Cela explique pourquoi le Saint, béni soit-Il a donné la Torah aux bnei Israël dans le désert, où Il les a ensuite laissés pendant longtemps. Apparemment, Il aurait pu la leur donner en Erets Israël, ou alors à proximité de leur entrée dans le pays, et dans ce cas pourquoi la leur a-t-Il donnée avant, lorsqu’ils se trouvaient dans le désert ?
L’explication en est que les bnei Israël ont voyagé et campé selon les ordres de Hachem pendant toutes les années qu’ils ont passées dans le désert, et Hachem n’avait certainement pas l’intention de les faire souffrir, mais Il voulait leur enseigner que la Torah ne subsiste que chez celui qui se dévoue entièrement à elle, c’est pourquoi Il leur a donné la Torah, et ensuite ils ont voyagé et campé dans le désert en suivant Ses ordres pendant quarante ans.

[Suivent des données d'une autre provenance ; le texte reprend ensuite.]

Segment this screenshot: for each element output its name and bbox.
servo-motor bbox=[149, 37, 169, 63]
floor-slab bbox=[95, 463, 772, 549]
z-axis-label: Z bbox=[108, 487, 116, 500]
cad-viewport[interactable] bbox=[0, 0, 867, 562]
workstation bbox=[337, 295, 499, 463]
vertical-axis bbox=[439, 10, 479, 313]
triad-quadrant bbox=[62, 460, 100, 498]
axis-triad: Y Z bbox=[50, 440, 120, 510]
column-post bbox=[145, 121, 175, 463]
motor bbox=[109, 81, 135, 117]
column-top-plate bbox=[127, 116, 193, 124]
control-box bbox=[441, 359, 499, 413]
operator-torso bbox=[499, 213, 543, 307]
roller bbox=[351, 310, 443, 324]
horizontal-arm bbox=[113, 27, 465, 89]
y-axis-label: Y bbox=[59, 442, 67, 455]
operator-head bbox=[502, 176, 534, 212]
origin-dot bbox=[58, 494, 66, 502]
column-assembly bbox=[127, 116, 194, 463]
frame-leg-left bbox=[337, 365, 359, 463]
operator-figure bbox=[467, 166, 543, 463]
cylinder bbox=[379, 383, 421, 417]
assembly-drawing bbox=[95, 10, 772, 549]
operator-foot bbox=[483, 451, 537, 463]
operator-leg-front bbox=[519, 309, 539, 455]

Nous pouvons tirer une leçon du dévouement qu’on manifeste pour les besoins de ses affaires : on peut voyager pendant de nombreuses heures dans des pays lointains pour son commerce ; de même, il faut se donner du mal et travailler dur pour mériter la Torah. Pour son travail, on peut se lever tôt le matin et travailler de nombreuses heures, mais quand on en arrive à l’étude de la Torah, on est tout de suite fatigué, ce qui prouve qu’on aime l’argent plus que la Torah. C’est pourquoi nous devons vérifier en nous-mêmes si nous nous donnons autant de mal pour l’étude de la Torah que pour gagner de l’argent.
Le roi David a dit : « Mon âme aspire et désire ardemment les parvis de Hachem » (Téhilim 84, 3). Que signifie « aspire et désire ardemment » ? On peut expliquer que c’est une allusion, car le mot « nikhsefa » (aspire) évoque le mot « kessef » (argent). Le roi David dit que l’argent est désiré ardemment, mais que tout son amour va uniquement à la Torah et non à l’argent.
Un jour quelqu’un est venu me trouver pour me demander comment il pourrait savoir s’il aimait Hachem. Je lui ai demandé ce qu’il ferait si son fils se mettait à pleurer au milieu de la nuit, cet homme m’a répondu : je me lèverais immédiatement pour voir ce qu’il veut, s’il a faim je lui donnerais à manger, etc. Je lui ai encore demandé : et si au bout de quelques minutes il pleure à nouveau ? Il a repris : je me lèverais de nouveau pour voir ce qu’il lui faut. Je lui ai dit : dans ce cas, vous avez un point de comparaison. Vous aimez votre enfant et vous êtes prêt à vous lever pour lui de nombreuses fois au milieu de la nuit. Est-ce que vous feriez cela aussi pour étudier la Torah ? C’est cela le point de comparaison. Quelqu’un qui est prêt à se dévouer de cette façon pour l’étude de la Torah, c’est un signe qu’il aime vraiment D. et Sa Torah.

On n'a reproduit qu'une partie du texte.